É preciso sim fortalecer a liberdade de expressão, mas com efetividade no expurgo imediato de conteúdos falsos, com a punição, ainda que branda das pessoas que compartilham esses delírios e ou maldades. É preciso discutir uma regulação sim, mas deve-se também mas preservando infraestrutura e indivíduos na sua interação.

As plataformas se movem no sentido de dar credibilidade ao conteúdo, e é preciso fazer isso com uma certa velocidade antes da mídia tradicional derreta no calor dos delírios das redes sociais.

Recentemente o Google anunciou novos recursos para a área de notícias do site. Agora, todos os usuários, independentemente do dispositivo que estejam utilizando, podem ver painéis aprimorados de conteúdos produzidos por jornais parceiros antes o serviço estava disponível só para telefones celulares, o que é um avanço para todos que acessam.
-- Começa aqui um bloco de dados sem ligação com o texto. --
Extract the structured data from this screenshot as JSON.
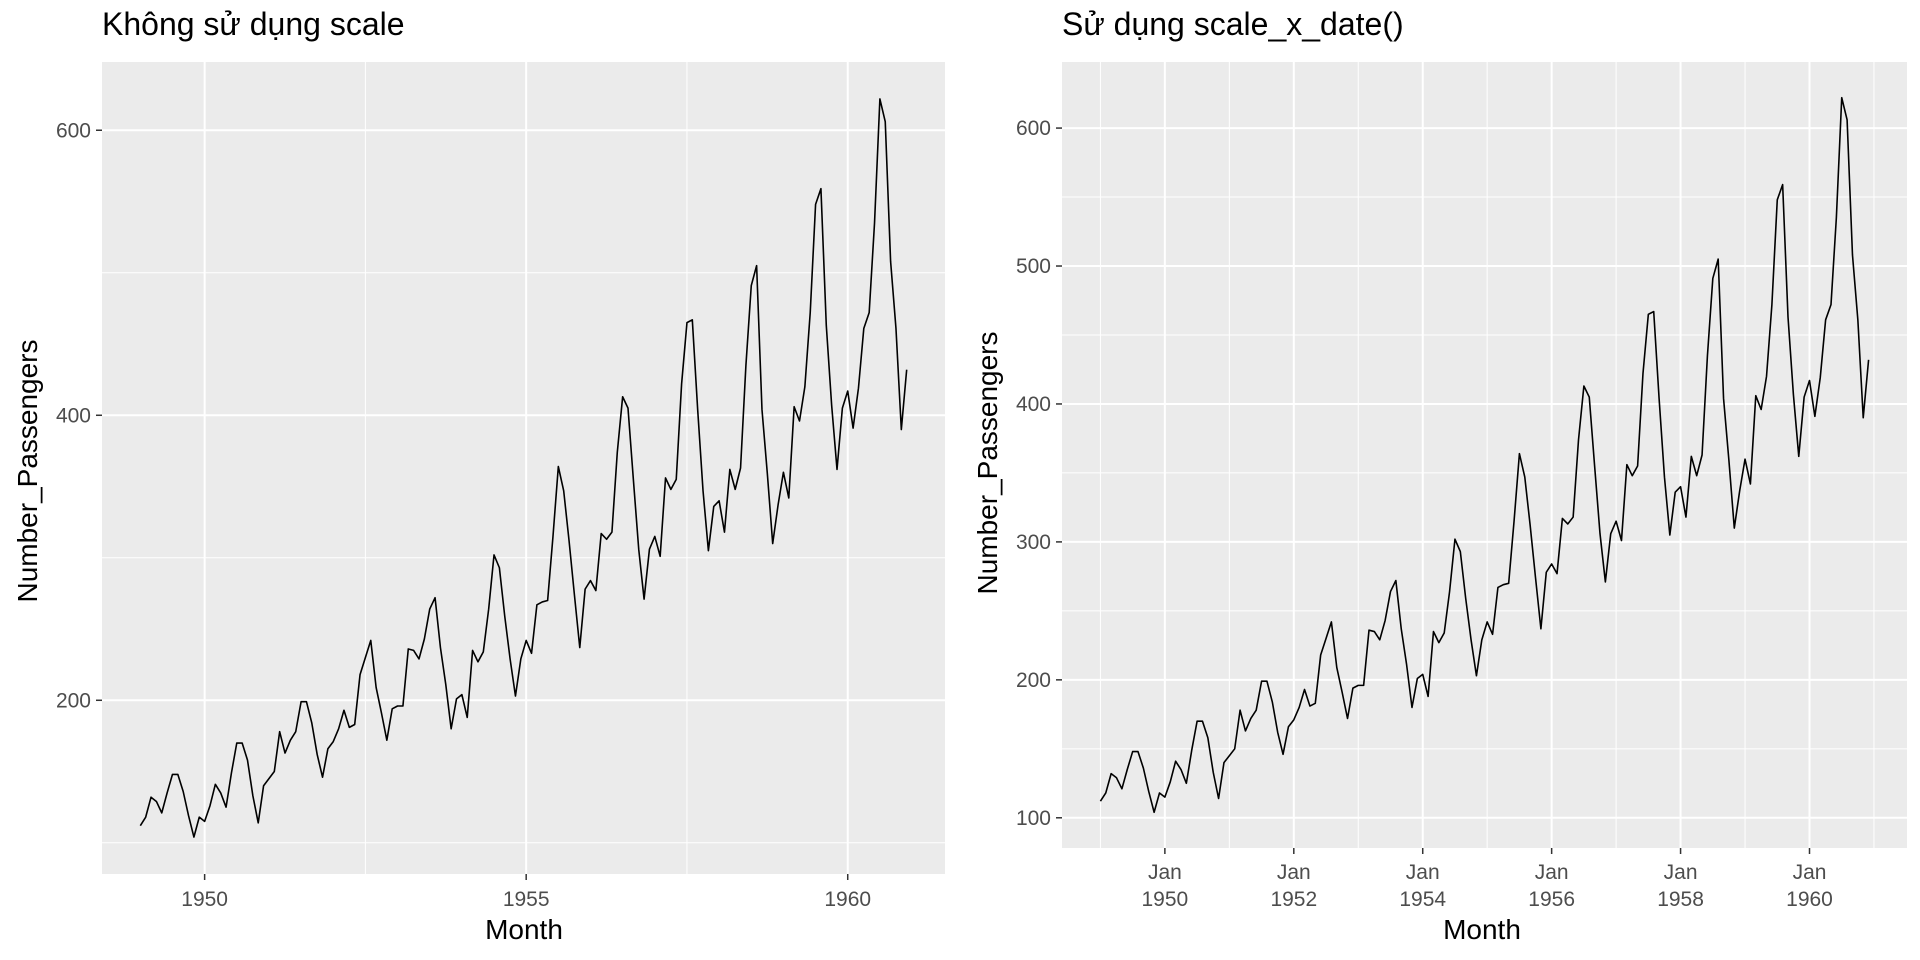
{
  "chart_data": [
    {
      "type": "line",
      "title": "Không sử dụng scale",
      "xlabel": "Month",
      "ylabel": "Number_Passengers",
      "x_axis": {
        "kind": "continuous",
        "ticks": [
          1950,
          1955,
          1960
        ],
        "tick_labels": [
          "1950",
          "1955",
          "1960"
        ]
      },
      "y_axis": {
        "ticks": [
          200,
          400,
          600
        ],
        "tick_labels": [
          "200",
          "400",
          "600"
        ]
      },
      "grid": true,
      "series_ref": "airpassengers"
    },
    {
      "type": "line",
      "title": "Sử dụng scale_x_date()",
      "xlabel": "Month",
      "ylabel": "Number_Passengers",
      "x_axis": {
        "kind": "date",
        "ticks": [
          "1950-01",
          "1952-01",
          "1954-01",
          "1956-01",
          "1958-01",
          "1960-01"
        ],
        "tick_labels": [
          [
            "Jan",
            "1950"
          ],
          [
            "Jan",
            "1952"
          ],
          [
            "Jan",
            "1954"
          ],
          [
            "Jan",
            "1956"
          ],
          [
            "Jan",
            "1958"
          ],
          [
            "Jan",
            "1960"
          ]
        ]
      },
      "y_axis": {
        "ticks": [
          100,
          200,
          300,
          400,
          500,
          600
        ],
        "tick_labels": [
          "100",
          "200",
          "300",
          "400",
          "500",
          "600"
        ]
      },
      "grid": true,
      "series_ref": "airpassengers"
    }
  ],
  "series": {
    "airpassengers": {
      "start": "1949-01",
      "frequency": "monthly",
      "values": [
        112,
        118,
        132,
        129,
        121,
        135,
        148,
        148,
        136,
        119,
        104,
        118,
        115,
        126,
        141,
        135,
        125,
        149,
        170,
        170,
        158,
        133,
        114,
        140,
        145,
        150,
        178,
        163,
        172,
        178,
        199,
        199,
        184,
        162,
        146,
        166,
        171,
        180,
        193,
        181,
        183,
        218,
        230,
        242,
        209,
        191,
        172,
        194,
        196,
        196,
        236,
        235,
        229,
        243,
        264,
        272,
        237,
        211,
        180,
        201,
        204,
        188,
        235,
        227,
        234,
        264,
        302,
        293,
        259,
        229,
        203,
        229,
        242,
        233,
        267,
        269,
        270,
        315,
        364,
        347,
        312,
        274,
        237,
        278,
        284,
        277,
        317,
        313,
        318,
        374,
        413,
        405,
        355,
        306,
        271,
        306,
        315,
        301,
        356,
        348,
        355,
        422,
        465,
        467,
        404,
        347,
        305,
        336,
        340,
        318,
        362,
        348,
        363,
        435,
        491,
        505,
        404,
        359,
        310,
        337,
        360,
        342,
        406,
        396,
        420,
        472,
        548,
        559,
        463,
        407,
        362,
        405,
        417,
        391,
        419,
        461,
        472,
        535,
        622,
        606,
        508,
        461,
        390,
        432
      ]
    }
  },
  "colors": {
    "panel_bg": "#ebebeb",
    "grid": "#ffffff",
    "line": "#000000",
    "tick": "#333333",
    "tick_text": "#4d4d4d"
  }
}
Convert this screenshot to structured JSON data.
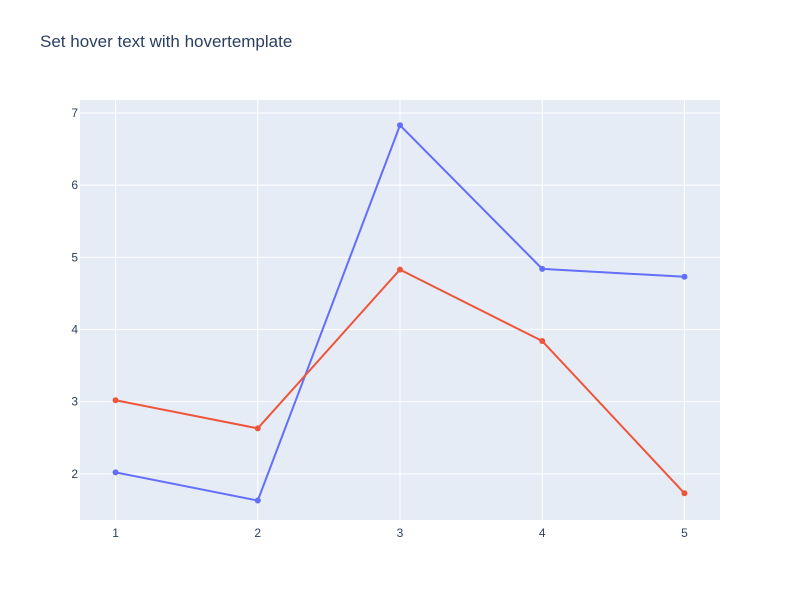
{
  "chart_data": {
    "type": "line",
    "title": "Set hover text with hovertemplate",
    "xlabel": "",
    "ylabel": "",
    "x": [
      1,
      2,
      3,
      4,
      5
    ],
    "xlim": [
      0.75,
      5.25
    ],
    "ylim": [
      1.36,
      7.18
    ],
    "xticks": [
      1,
      2,
      3,
      4,
      5
    ],
    "yticks": [
      2,
      3,
      4,
      5,
      6,
      7
    ],
    "grid": true,
    "legend": "none",
    "plot_background": "#e5ecf6",
    "gridline_color": "#ffffff",
    "text_color": "#2a3f5f",
    "series": [
      {
        "color": "#636efa",
        "values": [
          2.02,
          1.63,
          6.83,
          4.84,
          4.73
        ]
      },
      {
        "color": "#ef553b",
        "values": [
          3.02,
          2.63,
          4.83,
          3.84,
          1.73
        ]
      }
    ]
  }
}
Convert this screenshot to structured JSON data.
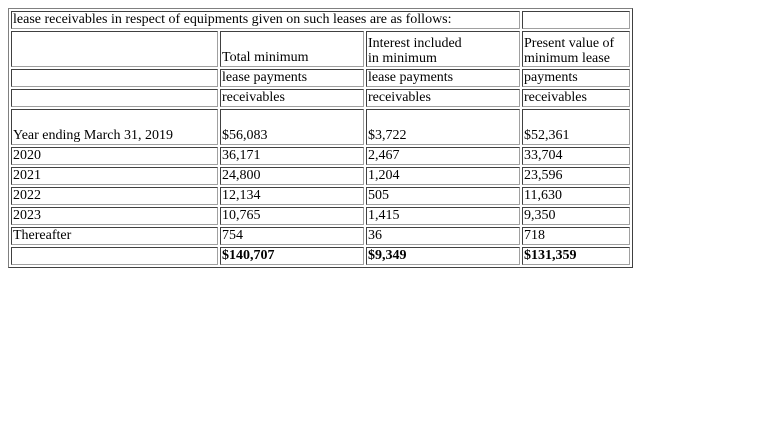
{
  "intro_row": {
    "text": "lease receivables in respect of equipments given on such leases are as follows:"
  },
  "headers": {
    "total": [
      "Total minimum",
      "lease payments",
      "receivables"
    ],
    "interest": [
      "Interest included",
      "in minimum",
      "lease payments",
      "receivables"
    ],
    "present_value": [
      "Present value of",
      "minimum lease",
      "payments",
      "receivables"
    ]
  },
  "rows": [
    {
      "label": "Year ending March 31, 2019",
      "total": "$56,083",
      "interest": "$3,722",
      "pv": "$52,361"
    },
    {
      "label": "2020",
      "total": "36,171",
      "interest": "2,467",
      "pv": "33,704"
    },
    {
      "label": "2021",
      "total": "24,800",
      "interest": "1,204",
      "pv": "23,596"
    },
    {
      "label": "2022",
      "total": "12,134",
      "interest": "505",
      "pv": "11,630"
    },
    {
      "label": "2023",
      "total": "10,765",
      "interest": "1,415",
      "pv": "9,350"
    },
    {
      "label": "Thereafter",
      "total": "754",
      "interest": "36",
      "pv": "718"
    }
  ],
  "totals": {
    "total": "$140,707",
    "interest": "$9,349",
    "pv": "$131,359"
  }
}
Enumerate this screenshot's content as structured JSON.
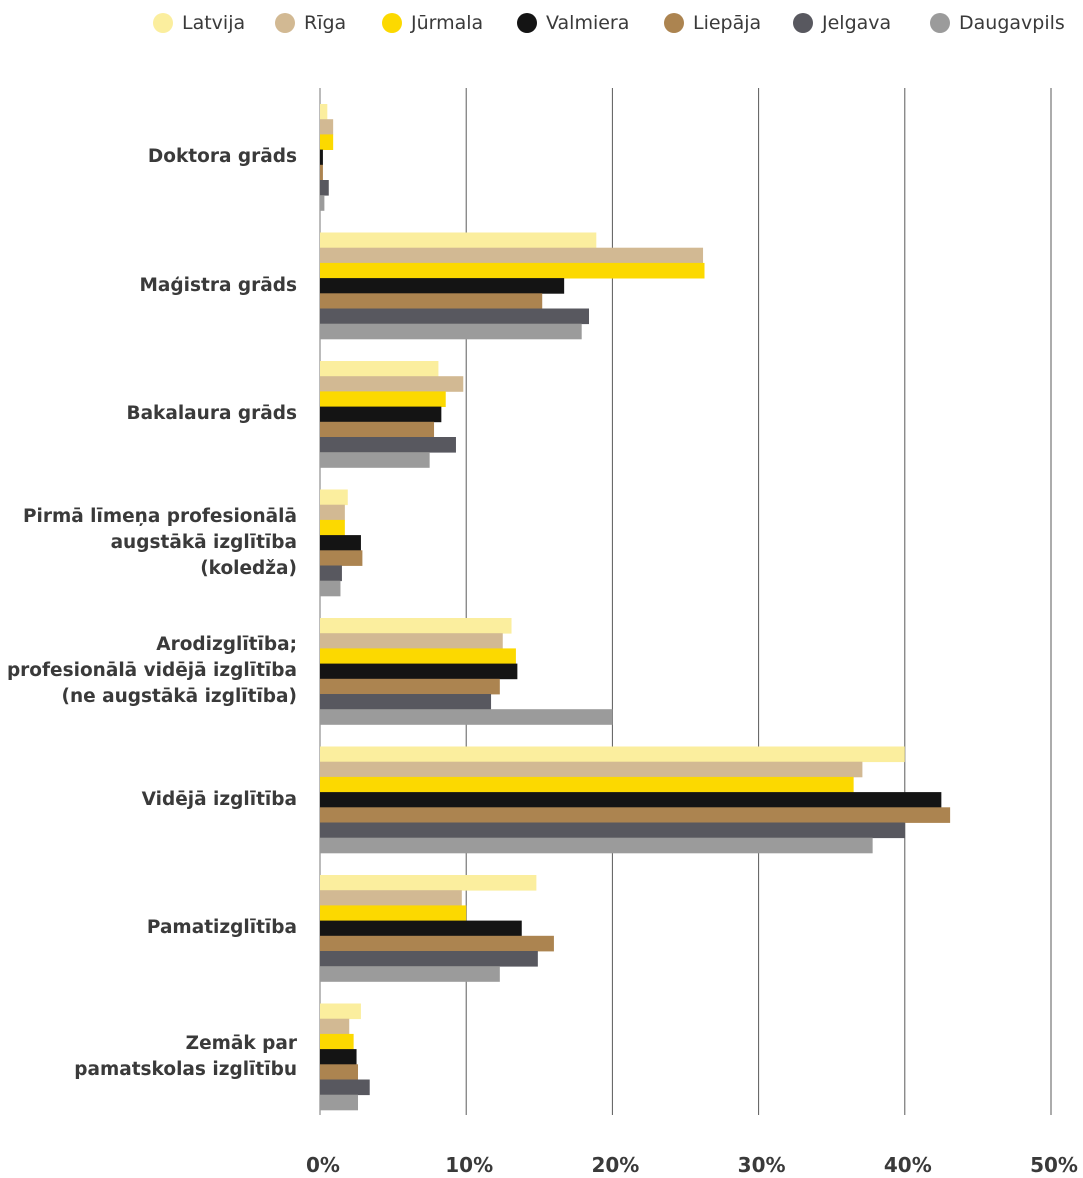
{
  "chart_data": {
    "type": "bar",
    "orientation": "horizontal",
    "categories": [
      "Doktora grāds",
      "Maģistra grāds",
      "Bakalaura grāds",
      "Pirmā līmeņa profesionālā augstākā izglītība (koledža)",
      "Arodizglītība; profesionālā vidējā izglītība (ne augstākā izglītība)",
      "Vidējā izglītība",
      "Pamatizglītība",
      "Zemāk par pamatskolas izglītību"
    ],
    "category_lines": [
      [
        "Doktora grāds"
      ],
      [
        "Maģistra grāds"
      ],
      [
        "Bakalaura grāds"
      ],
      [
        "Pirmā līmeņa profesionālā",
        "augstākā izglītība",
        "(koledža)"
      ],
      [
        "Arodizglītība;",
        "profesionālā vidējā izglītība",
        "(ne augstākā izglītība)"
      ],
      [
        "Vidējā izglītība"
      ],
      [
        "Pamatizglītība"
      ],
      [
        "Zemāk par",
        "pamatskolas izglītību"
      ]
    ],
    "series": [
      {
        "name": "Latvija",
        "color": "#fbee9e",
        "values": [
          0.5,
          18.9,
          8.1,
          1.9,
          13.1,
          40.0,
          14.8,
          2.8
        ]
      },
      {
        "name": "Rīga",
        "color": "#d2b993",
        "values": [
          0.9,
          26.2,
          9.8,
          1.7,
          12.5,
          37.1,
          9.7,
          2.0
        ]
      },
      {
        "name": "Jūrmala",
        "color": "#fcd900",
        "values": [
          0.9,
          26.3,
          8.6,
          1.7,
          13.4,
          36.5,
          10.0,
          2.3
        ]
      },
      {
        "name": "Valmiera",
        "color": "#141414",
        "values": [
          0.2,
          16.7,
          8.3,
          2.8,
          13.5,
          42.5,
          13.8,
          2.5
        ]
      },
      {
        "name": "Liepāja",
        "color": "#ac8450",
        "values": [
          0.2,
          15.2,
          7.8,
          2.9,
          12.3,
          43.1,
          16.0,
          2.6
        ]
      },
      {
        "name": "Jelgava",
        "color": "#58585f",
        "values": [
          0.6,
          18.4,
          9.3,
          1.5,
          11.7,
          40.0,
          14.9,
          3.4
        ]
      },
      {
        "name": "Daugavpils",
        "color": "#9b9b9b",
        "values": [
          0.3,
          17.9,
          7.5,
          1.4,
          20.0,
          37.8,
          12.3,
          2.6
        ]
      }
    ],
    "x_ticks": [
      "0%",
      "10%",
      "20%",
      "30%",
      "40%",
      "50%"
    ],
    "xlim": [
      0,
      50
    ],
    "grid": true,
    "legend_position": "top"
  }
}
Essa parceria com veículo com credibilidade é fundamental na busca da informação, logo os investimentos de cerca de US$ 1 bilhão, através do Google News Showcase, que é um programa de licenciamento que paga a veículos jornalísticos pela curadoria aos produtos de notícias do gigante de buscas, será possível ter acesso a conteúdo com credibilidade.

Iniciativas assim ofertam mais conteúdo, mas pouco adiantam se continuarmos a nos apaixonar por mentirosos com ou sem mandato. Afinal é justamente essa percepção que faz com que as redes sociais aumentem sua vigília na retirada de conteúdos falsos, preocupadas com a sua credibilidade já que passaram a ser o maior canal disseminador de estudos e notícias.

As fake news parecem inaugurar a era da pós verdade, onde muitos se preocupam em procurar conteúdo com o propósito de fortalecer seu ponto de vista, deixando na maioria das vezes a verdade de lado, evidenciando esse comportamento conforme os extremos se enfrentam no teatro dos debates efêmeros das redes sociais.

Na última semana a Amazon anunciou ações legais contra administradores de mais de dez mil grupos do Facebook em todo o mundo, dedicados a coordenar avaliações falsas e manipuladas sobre produtos e serviços, ou seja você está pesquisando sobre um produto, e procura opiniões e avaliações sobre esses produtos sem saber que o depoimento é falso, o que lhe leva a adquirir um serviço sem saber que os consumidores e suas declarações de experiência não são verdadeiros, são em termos atuais, fake!!! Pasme você alguns desses grupos tem mais de 40.000 membros.

O negócio de avaliações falsas na Amazon é, por muito tempo, uma forma de golpe que muitas empresas decidem pagar para poder colocar seus produtos em uma plataforma que pode, em muitos casos, significar uma porcentagem muito interessante de suas vendas.

Durante anos, a Amazon pouco ou nada fez para evitar a falsificação do seu sistema, em que pese afirmar em seu comunicado à imprensa que tem “mais de 12.000 funcionários em todo o mundo dedicados a proteger suas lojas contra fraudes e abusos, incluindo falsas críticas”, mas até permitiu que os vendedores removessem críticas negativas genuínas, permitindo abertamente comentários claramente laudatórios de pessoas que nem sequer são de fato. eles até compraram o produto.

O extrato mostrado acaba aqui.